RIM to look at chairman and CEO split, shareholder withdraws motion

A Canadian activist investor is withdrawing a proposal to split the roles of board chairman and chief executive at Research In Motion Ltd. (TSX:RIM) after the company agreed to study the issue.

A Canadian activist investor is withdrawing a proposal to split the roles of board chairman and chief executive at Research In Motion Ltd. (TSX:RIM) after the company agreed to study the issue.

Northwest & Ethical Investments LP, or NEI, had put forth a motion to be considered at the company’s annual meeting in mid July asking shareholders to approve a policy that would have divided the role of chair and CEO.

RIM co-chief executives Jim Balsillie and Mike Lazaridis currently also serve as co-chairmen of the company.

RIM agreed Thursday to establish a board committee of independent directors to study the matter and report on the issue by next January.

The committee will also examine the necessity for RIM’s co-CEOS to have significant board level titles and propose a governance structure for the BlackBerry maker.

“RIM and NEI Investments are pleased to have reached an agreement on this matter, and these important issues of corporate governance will receive further consideration at the RIM board level,” the two sides said in a statement.

Proxy advisory firms Glass Lewis and Co. and ISS had both recommended shareholders vote to support the NEI motion at the company’s annual meeting to be held in Waterloo, Ont. on July 12.

RIM has come under fire in recent months amid increasing competition from Apple’s iPhone and new smartphones using Google’s Android operating system.

The company’s new PlayBook tablet has also struggled against the iPad and other Android-powered tablets.

RIM was forced to defend itself Thursday after a scathing letter by an anonymous “high level employee” was published by the technology news website Boy Genius Report that said projects were falling behind schedule.

The letter also urged Balsillie and Lazaridis to make changes at the company, which has grown rapidly in recent years from corporate BlackBerry sales but now faces tougher competition as it tries to grow in the smartphone and tablet consumer market.

“We need an injection of confidence: share your strategy and ask us for support,” the letter said. “The headhunters have already started circling and we are at risk of losing our best people.”

In a post on the company’s blog, RIM questioned the authenticity of the letter’s author, but said “that the senior management team at RIM is nonetheless fully aware of and aggressively addressing both the company’s challenges and its opportunities.”
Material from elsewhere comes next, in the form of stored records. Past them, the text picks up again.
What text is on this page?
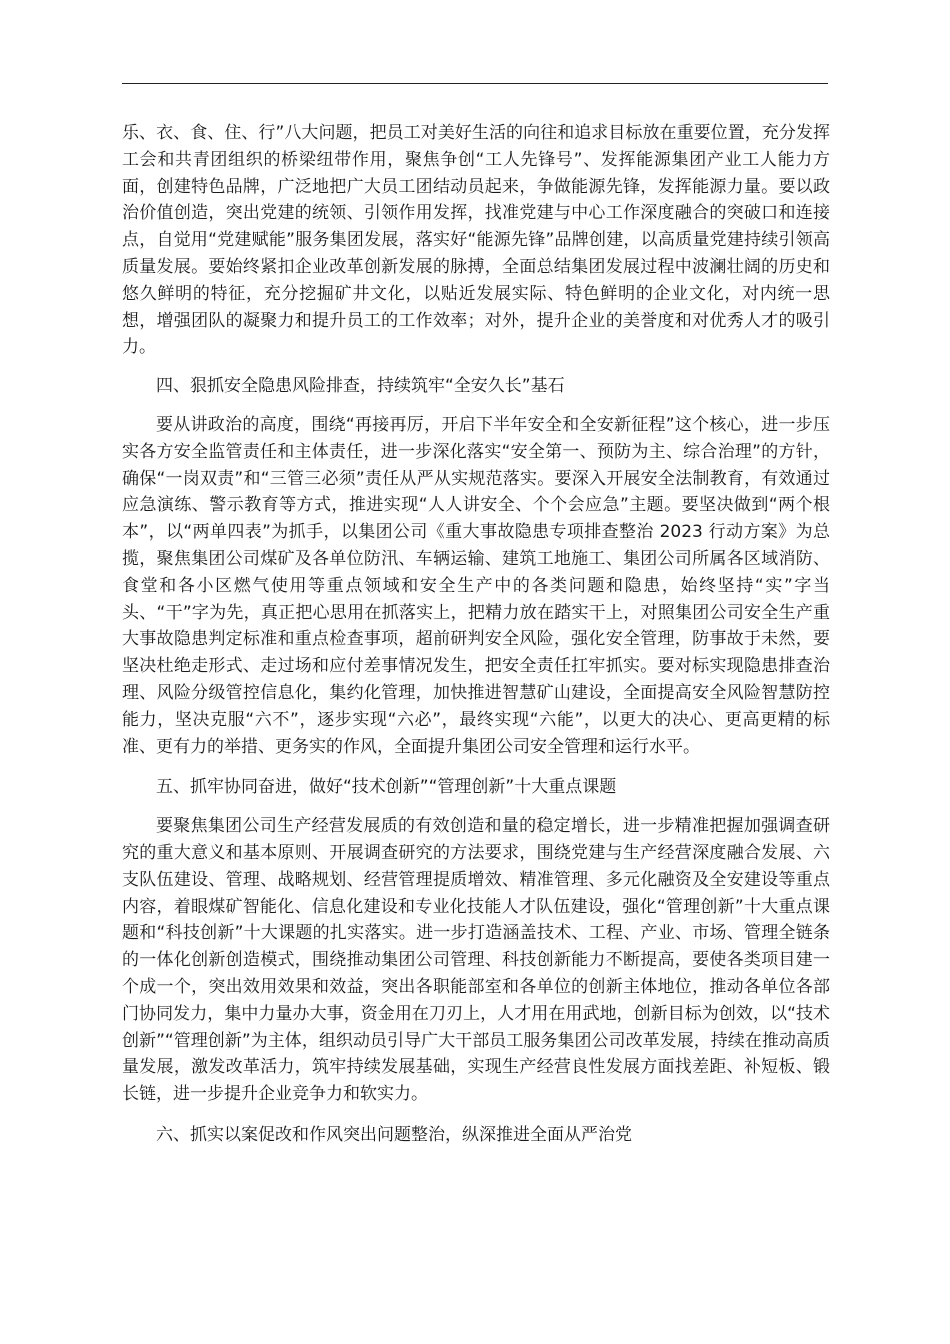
乐、衣、食、住、行”八大问题，把员工对美好生活的向往和追求目标放在重要位置，充分发挥工会和共青团组织的桥梁纽带作用，聚焦争创“工人先锋号”、发挥能源集团产业工人能力方面，创建特色品牌，广泛地把广大员工团结动员起来，争做能源先锋，发挥能源力量。要以政治价值创造，突出党建的统领、引领作用发挥，找准党建与中心工作深度融合的突破口和连接点，自觉用“党建赋能”服务集团发展，落实好“能源先锋”品牌创建，以高质量党建持续引领高质量发展。要始终紧扣企业改革创新发展的脉搏，全面总结集团发展过程中波澜壮阔的历史和悠久鲜明的特征，充分挖掘矿井文化，以贴近发展实际、特色鲜明的企业文化，对内统一思想，增强团队的凝聚力和提升员工的工作效率；对外，提升企业的美誉度和对优秀人才的吸引力。

四、狠抓安全隐患风险排查，持续筑牢“全安久长”基石

要从讲政治的高度，围绕“再接再厉，开启下半年安全和全安新征程”这个核心，进一步压实各方安全监管责任和主体责任，进一步深化落实“安全第一、预防为主、综合治理”的方针，确保“一岗双责”和“三管三必须”责任从严从实规范落实。要深入开展安全法制教育，有效通过应急演练、警示教育等方式，推进实现“人人讲安全、个个会应急”主题。要坚决做到“两个根本”，以“两单四表”为抓手，以集团公司《重大事故隐患专项排查整治 2023 行动方案》为总揽，聚焦集团公司煤矿及各单位防汛、车辆运输、建筑工地施工、集团公司所属各区域消防、食堂和各小区燃气使用等重点领域和安全生产中的各类问题和隐患，始终坚持“实”字当头、“干”字为先，真正把心思用在抓落实上，把精力放在踏实干上，对照集团公司安全生产重大事故隐患判定标准和重点检查事项，超前研判安全风险，强化安全管理，防事故于未然，要坚决杜绝走形式、走过场和应付差事情况发生，把安全责任扛牢抓实。要对标实现隐患排查治理、风险分级管控信息化，集约化管理，加快推进智慧矿山建设，全面提高安全风险智慧防控能力，坚决克服“六不”，逐步实现“六必”，最终实现“六能”，以更大的决心、更高更精的标准、更有力的举措、更务实的作风，全面提升集团公司安全管理和运行水平。

五、抓牢协同奋进，做好“技术创新”“管理创新”十大重点课题

要聚焦集团公司生产经营发展质的有效创造和量的稳定增长，进一步精准把握加强调查研究的重大意义和基本原则、开展调查研究的方法要求，围绕党建与生产经营深度融合发展、六支队伍建设、管理、战略规划、经营管理提质增效、精准管理、多元化融资及全安建设等重点内容，着眼煤矿智能化、信息化建设和专业化技能人才队伍建设，强化“管理创新”十大重点课题和“科技创新”十大课题的扎实落实。进一步打造涵盖技术、工程、产业、市场、管理全链条的一体化创新创造模式，围绕推动集团公司管理、科技创新能力不断提高，要使各类项目建一个成一个，突出效用效果和效益，突出各职能部室和各单位的创新主体地位，推动各单位各部门协同发力，集中力量办大事，资金用在刀刃上，人才用在用武地，创新目标为创效，以“技术创新”“管理创新”为主体，组织动员引导广大干部员工服务集团公司改革发展，持续在推动高质量发展，激发改革活力，筑牢持续发展基础，实现生产经营良性发展方面找差距、补短板、锻长链，进一步提升企业竞争力和软实力。

六、抓实以案促改和作风突出问题整治，纵深推进全面从严治党
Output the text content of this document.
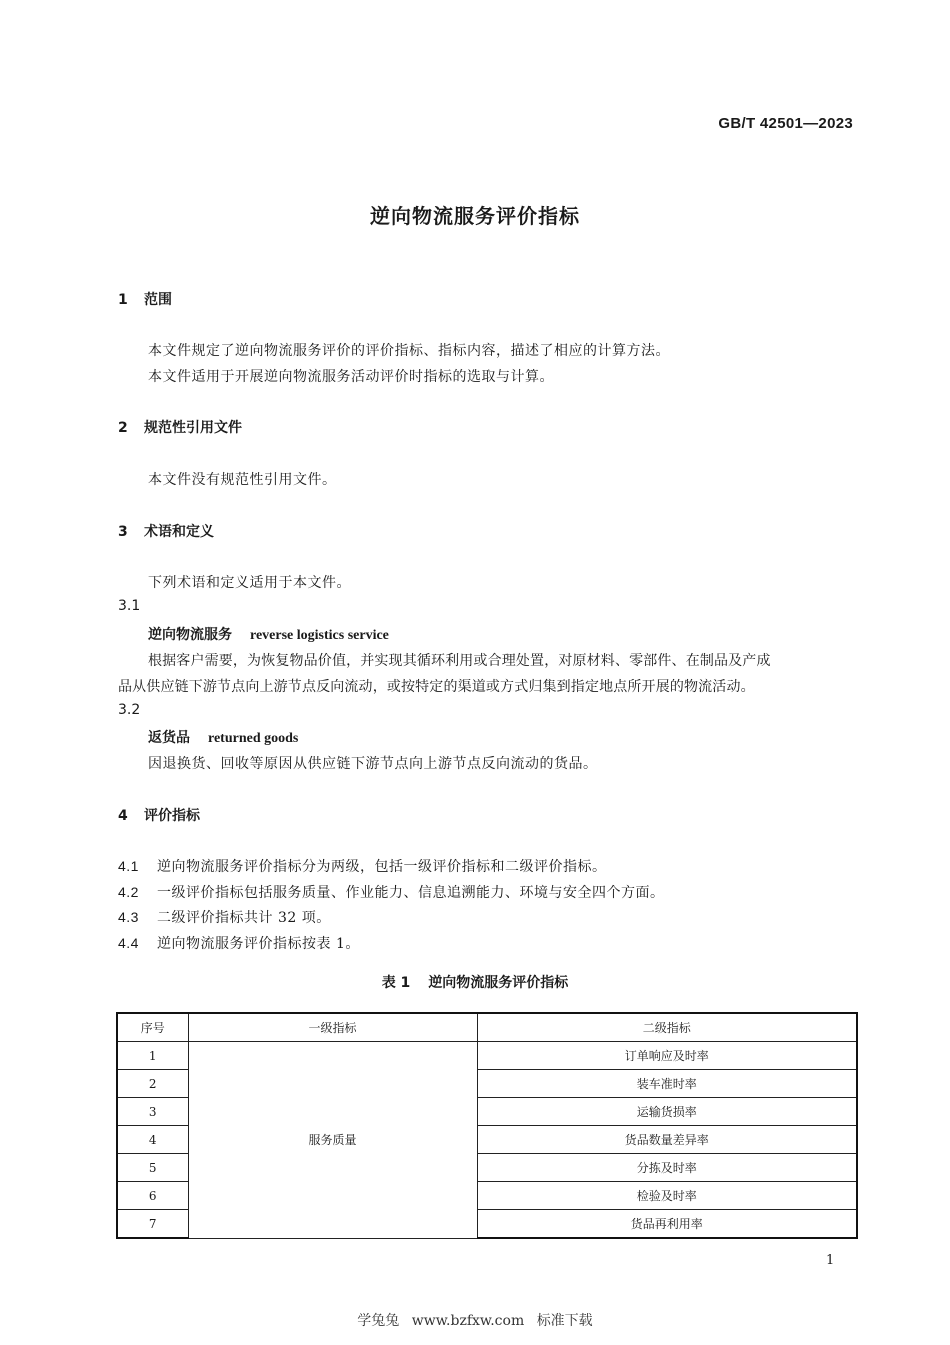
GB/T 42501—2023
逆向物流服务评价指标
1 范围
本文件规定了逆向物流服务评价的评价指标、指标内容，描述了相应的计算方法。
本文件适用于开展逆向物流服务活动评价时指标的选取与计算。
2 规范性引用文件
本文件没有规范性引用文件。
3 术语和定义
下列术语和定义适用于本文件。
3.1
逆向物流服务 reverse logistics service
根据客户需要，为恢复物品价值，并实现其循环利用或合理处置，对原材料、零部件、在制品及产成
品从供应链下游节点向上游节点反向流动，或按特定的渠道或方式归集到指定地点所开展的物流活动。
3.2
返货品 returned goods
因退换货、回收等原因从供应链下游节点向上游节点反向流动的货品。
4 评价指标
4.1 逆向物流服务评价指标分为两级，包括一级评价指标和二级评价指标。
4.2 一级评价指标包括服务质量、作业能力、信息追溯能力、环境与安全四个方面。
4.3 二级评价指标共计 32 项。
4.4 逆向物流服务评价指标按表 1。
表 1 逆向物流服务评价指标
序号	一级指标	二级指标
1	服务质量	订单响应及时率
2		装车准时率
3		运输货损率
4		货品数量差异率
5		分拣及时率
6		检验及时率
7		货品再利用率
1
学兔兔 www.bzfxw.com 标准下载
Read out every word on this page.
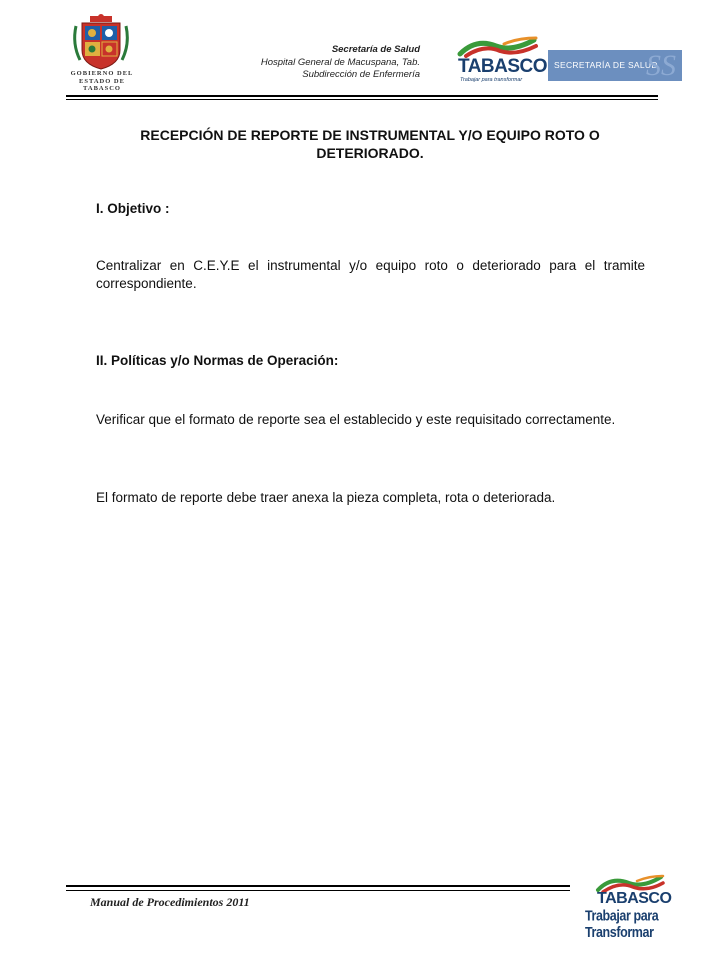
GOBIERNO DEL ESTADO DE TABASCO
Secretaría de Salud
Hospital General de Macuspana, Tab.
Subdirección de Enfermería TABASCO
Trabajar para transformar
SECRETARÍA DE SALUD
SS
RECEPCIÓN DE REPORTE DE INSTRUMENTAL Y/O EQUIPO ROTO O DETERIORADO.
I. Objetivo :
Centralizar en C.E.Y.E el instrumental y/o equipo roto o deteriorado para el tramite correspondiente.
II. Políticas y/o Normas de Operación:
Verificar que el formato de reporte sea el establecido y este requisitado correctamente.
El formato de reporte debe traer anexa la pieza completa, rota o deteriorada.
Manual de Procedimientos 2011	TABASCO
Trabajar para Transformar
RIM noted that it was nearing the end of a major business and technology transition.

“Although this transition has taken longer than anticipated, there is much excitement and optimism within the company about the new products that are lined up for the coming months,” the company wrote.

NEI Investments was created through a joint venture between Desjardins financial group and Canada’s credit unions, merging Northwest Mutual Funds Inc. and The Ethical Funds Company.

NEI has offices in Toronto, Montreal and Vancouver and is owned 50 per cent by the Provincial Credit Union Centrals and 50 per cent by Desjardins Group, one of Quebec’s biggest financial companies.